A capacidade processual é a aptidão para estar em juízo, ou seja, para ser parte (autor ou réu) em um processo, enquanto a capacidade de direito é a aptidão para ter direitos e deveres na vida civil.

  • (A) Correta: O Código de Processo Civil (Art. 73, § 2º) estabelece que, nas ações possessórias, a participação do cônjuge do autor ou do réu só é indispensável se houver composse (posse exercida por ambos) ou se o ato que gerou a ação foi praticado por ambos. Fora dessas situações específicas, não é necessário o litisconsórcio passivo ou ativo dos cônjuges em ações possessórias, o que é uma exceção à regra geral das ações que versam sobre direitos reais imobiliários.
  • (B) Incorreta: A armadilha aqui é a equiparação da união estável ao casamento para fins processuais. O Código de Processo Civil (Art. 73, § 1º) expressamente estende a exigência de autorização do cônjuge (outorga uxória ou marital) para o companheiro em união estável quando a ação versar sobre direito real imobiliário. Portanto, há sim a necessidade dessa autorização.

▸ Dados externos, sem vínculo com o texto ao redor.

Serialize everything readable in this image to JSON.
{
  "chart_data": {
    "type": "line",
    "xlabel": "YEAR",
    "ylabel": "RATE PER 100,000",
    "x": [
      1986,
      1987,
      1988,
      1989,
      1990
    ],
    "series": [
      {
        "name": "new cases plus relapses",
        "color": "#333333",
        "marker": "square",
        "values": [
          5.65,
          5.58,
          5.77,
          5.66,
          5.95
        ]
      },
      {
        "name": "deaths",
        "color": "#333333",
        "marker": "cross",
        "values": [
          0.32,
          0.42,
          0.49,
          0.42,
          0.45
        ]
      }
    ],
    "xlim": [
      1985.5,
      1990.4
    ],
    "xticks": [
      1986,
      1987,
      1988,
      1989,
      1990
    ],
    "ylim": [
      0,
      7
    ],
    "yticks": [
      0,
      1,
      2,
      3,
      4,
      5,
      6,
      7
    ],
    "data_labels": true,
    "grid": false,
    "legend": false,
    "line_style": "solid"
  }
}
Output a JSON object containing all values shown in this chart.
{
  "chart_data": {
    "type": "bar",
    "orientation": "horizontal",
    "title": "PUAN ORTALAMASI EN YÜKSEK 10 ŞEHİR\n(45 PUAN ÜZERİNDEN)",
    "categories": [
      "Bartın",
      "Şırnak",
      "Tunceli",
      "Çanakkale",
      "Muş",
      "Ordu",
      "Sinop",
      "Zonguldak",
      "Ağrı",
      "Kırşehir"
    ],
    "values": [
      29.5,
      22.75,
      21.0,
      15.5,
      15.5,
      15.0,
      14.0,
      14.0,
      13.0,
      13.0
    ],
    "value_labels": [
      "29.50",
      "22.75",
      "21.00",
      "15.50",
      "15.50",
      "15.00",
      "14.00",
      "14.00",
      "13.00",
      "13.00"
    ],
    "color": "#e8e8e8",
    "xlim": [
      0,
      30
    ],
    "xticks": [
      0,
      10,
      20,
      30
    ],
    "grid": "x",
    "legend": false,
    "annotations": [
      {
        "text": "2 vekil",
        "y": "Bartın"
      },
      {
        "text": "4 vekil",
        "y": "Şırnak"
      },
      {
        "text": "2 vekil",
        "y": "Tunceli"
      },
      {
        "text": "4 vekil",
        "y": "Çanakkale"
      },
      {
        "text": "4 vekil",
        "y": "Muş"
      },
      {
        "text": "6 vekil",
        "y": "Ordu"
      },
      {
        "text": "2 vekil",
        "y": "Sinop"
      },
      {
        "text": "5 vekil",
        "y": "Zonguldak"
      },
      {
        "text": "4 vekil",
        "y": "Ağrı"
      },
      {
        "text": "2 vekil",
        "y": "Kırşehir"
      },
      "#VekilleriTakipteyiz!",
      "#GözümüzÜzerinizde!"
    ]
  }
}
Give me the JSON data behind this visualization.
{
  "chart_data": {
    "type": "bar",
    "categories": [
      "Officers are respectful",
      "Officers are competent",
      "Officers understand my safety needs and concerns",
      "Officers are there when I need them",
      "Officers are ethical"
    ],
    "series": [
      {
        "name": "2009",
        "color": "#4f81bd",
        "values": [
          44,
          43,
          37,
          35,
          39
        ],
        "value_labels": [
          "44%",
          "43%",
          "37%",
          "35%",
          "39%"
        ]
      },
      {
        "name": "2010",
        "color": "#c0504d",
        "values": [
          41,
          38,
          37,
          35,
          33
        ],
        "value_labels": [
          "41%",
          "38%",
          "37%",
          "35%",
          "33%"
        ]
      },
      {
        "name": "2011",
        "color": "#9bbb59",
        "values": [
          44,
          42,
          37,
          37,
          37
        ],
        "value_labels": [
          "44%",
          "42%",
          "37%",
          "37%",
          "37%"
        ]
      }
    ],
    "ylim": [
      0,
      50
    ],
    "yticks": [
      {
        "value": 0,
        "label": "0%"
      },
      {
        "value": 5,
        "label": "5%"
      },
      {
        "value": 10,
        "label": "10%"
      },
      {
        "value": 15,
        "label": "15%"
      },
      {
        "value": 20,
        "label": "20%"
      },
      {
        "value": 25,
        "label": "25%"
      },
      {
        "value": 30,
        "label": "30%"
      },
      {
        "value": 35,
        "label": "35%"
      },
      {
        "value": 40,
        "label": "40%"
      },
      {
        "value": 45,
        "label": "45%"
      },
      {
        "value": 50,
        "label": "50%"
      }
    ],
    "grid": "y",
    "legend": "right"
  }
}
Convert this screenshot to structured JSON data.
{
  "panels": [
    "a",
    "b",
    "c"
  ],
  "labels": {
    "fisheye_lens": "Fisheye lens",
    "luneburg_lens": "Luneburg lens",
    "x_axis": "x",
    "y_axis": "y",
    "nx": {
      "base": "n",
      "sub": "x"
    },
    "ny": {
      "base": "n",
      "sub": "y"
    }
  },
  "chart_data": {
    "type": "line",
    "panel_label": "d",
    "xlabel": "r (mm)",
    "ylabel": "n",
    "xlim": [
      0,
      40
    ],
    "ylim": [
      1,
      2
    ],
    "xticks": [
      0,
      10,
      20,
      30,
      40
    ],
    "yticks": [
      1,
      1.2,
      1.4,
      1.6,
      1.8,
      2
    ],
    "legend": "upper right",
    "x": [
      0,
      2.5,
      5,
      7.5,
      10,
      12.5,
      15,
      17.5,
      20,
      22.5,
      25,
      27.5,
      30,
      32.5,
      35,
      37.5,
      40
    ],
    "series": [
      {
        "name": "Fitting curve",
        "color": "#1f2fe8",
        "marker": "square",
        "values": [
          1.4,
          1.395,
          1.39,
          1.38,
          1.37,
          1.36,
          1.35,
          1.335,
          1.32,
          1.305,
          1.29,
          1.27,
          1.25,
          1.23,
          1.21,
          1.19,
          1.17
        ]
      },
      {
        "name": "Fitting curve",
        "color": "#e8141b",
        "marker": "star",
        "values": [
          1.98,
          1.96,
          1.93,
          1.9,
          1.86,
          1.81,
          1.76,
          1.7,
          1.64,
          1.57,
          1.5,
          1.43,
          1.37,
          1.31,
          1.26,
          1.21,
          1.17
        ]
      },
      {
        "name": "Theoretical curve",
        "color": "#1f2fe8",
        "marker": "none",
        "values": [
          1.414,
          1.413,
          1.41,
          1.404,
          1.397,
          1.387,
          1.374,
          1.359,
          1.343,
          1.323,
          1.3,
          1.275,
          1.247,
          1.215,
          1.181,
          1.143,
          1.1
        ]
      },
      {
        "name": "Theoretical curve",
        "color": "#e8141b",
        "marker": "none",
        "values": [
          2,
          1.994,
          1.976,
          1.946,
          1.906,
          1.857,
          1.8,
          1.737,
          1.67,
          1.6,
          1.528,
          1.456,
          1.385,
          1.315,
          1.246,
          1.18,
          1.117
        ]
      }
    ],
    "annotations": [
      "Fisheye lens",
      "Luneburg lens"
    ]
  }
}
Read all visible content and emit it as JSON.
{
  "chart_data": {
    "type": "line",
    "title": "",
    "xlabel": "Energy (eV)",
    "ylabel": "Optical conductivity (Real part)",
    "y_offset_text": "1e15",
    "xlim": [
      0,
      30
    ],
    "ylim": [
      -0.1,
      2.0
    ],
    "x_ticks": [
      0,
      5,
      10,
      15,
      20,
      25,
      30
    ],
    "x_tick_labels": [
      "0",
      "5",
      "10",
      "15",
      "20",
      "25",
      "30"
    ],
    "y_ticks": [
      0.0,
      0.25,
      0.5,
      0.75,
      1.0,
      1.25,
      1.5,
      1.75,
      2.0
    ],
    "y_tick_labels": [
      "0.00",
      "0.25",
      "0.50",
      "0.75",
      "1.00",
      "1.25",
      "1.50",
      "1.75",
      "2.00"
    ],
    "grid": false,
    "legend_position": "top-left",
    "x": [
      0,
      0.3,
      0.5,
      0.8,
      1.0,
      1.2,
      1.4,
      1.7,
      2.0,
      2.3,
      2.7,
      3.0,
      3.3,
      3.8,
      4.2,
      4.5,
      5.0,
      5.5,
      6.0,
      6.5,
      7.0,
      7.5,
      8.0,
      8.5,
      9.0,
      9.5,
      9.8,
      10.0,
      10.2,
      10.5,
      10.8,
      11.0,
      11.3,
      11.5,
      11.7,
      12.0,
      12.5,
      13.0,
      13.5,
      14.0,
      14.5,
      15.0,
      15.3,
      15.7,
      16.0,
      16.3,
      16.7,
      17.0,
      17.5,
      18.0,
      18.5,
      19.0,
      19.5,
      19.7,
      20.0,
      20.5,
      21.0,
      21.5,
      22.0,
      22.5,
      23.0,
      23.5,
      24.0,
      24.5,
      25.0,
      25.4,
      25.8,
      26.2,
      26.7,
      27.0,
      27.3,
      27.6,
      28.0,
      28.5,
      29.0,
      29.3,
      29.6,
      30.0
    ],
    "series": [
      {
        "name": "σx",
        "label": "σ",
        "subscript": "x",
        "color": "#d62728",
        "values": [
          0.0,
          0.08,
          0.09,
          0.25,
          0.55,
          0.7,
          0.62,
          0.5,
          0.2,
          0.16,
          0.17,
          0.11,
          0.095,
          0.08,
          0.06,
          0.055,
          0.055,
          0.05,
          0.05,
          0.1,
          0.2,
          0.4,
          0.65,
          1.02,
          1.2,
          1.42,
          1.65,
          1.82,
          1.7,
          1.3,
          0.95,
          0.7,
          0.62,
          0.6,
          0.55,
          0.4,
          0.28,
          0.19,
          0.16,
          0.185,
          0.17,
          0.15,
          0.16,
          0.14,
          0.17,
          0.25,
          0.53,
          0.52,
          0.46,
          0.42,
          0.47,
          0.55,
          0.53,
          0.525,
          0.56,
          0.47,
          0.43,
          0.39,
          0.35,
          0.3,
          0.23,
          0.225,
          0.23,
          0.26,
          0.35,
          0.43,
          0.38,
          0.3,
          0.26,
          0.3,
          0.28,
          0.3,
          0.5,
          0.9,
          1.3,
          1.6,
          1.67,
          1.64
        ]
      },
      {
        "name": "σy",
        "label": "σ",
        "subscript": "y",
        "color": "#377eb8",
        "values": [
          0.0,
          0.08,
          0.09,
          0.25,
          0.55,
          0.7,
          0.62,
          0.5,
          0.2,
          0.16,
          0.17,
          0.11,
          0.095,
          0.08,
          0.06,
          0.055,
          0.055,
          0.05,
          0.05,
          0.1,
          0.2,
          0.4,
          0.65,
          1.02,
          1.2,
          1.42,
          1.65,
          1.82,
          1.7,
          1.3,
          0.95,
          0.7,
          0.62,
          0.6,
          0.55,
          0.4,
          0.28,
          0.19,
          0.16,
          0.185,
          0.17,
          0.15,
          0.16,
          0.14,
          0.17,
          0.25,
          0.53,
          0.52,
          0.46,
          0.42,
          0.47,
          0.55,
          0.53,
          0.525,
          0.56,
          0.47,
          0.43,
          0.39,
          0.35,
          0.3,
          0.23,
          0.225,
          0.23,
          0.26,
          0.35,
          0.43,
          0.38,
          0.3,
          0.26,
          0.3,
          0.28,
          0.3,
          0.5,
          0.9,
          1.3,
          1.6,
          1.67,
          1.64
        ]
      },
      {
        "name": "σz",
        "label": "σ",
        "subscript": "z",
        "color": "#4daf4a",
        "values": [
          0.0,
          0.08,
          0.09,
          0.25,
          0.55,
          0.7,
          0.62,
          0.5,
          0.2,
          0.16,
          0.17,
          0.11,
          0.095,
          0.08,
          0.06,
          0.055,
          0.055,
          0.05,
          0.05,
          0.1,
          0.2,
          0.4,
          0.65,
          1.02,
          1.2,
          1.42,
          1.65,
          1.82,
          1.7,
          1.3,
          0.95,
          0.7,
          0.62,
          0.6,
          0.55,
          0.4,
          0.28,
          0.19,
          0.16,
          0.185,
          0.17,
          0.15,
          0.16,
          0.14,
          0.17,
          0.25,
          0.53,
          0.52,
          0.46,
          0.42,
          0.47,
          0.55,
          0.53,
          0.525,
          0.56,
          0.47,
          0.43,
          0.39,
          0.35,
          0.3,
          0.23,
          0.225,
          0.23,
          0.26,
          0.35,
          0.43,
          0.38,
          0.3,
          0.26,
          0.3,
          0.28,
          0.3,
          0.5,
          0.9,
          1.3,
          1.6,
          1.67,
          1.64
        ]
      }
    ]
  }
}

  • (C) Incorreta: A pessoa jurídica é representada judicialmente por quem seus atos constitutivos (estatuto ou contrato social) designarem, que geralmente é o administrador ou diretor com poderes de gerência. Na ausência de designação específica, a representação cabe a quem detém a administração, e não necessariamente ao sócio majoritário, que pode não ter poderes de gestão.
  • (D) Incorreta: O Código de Processo Civil (Art. 75, § 4º) permite expressamente que os Estados e o Distrito Federal ajustem compromisso recíproco para que seus procuradores pratiquem atos processuais em favor de outro ente federado, mediante convênio firmado entre as respectivas procuradorias. A alternativa afirma o contrário.
  • (E) Incorreta: Uma associação sem personalidade jurídica (sociedade de fato ou irregular) não pode alegar a irregularidade de sua própria constituição como matéria de defesa para se eximir de responsabilidade quando demandada em juízo. Isso decorre do princípio de que ninguém pode se beneficiar da própria torpeza (venire contra factum proprium).

Fonte: FGV TJ-PR 2023 Juiz Substituto (Caderno Tipo 1). Reproduzida para fins de estudo.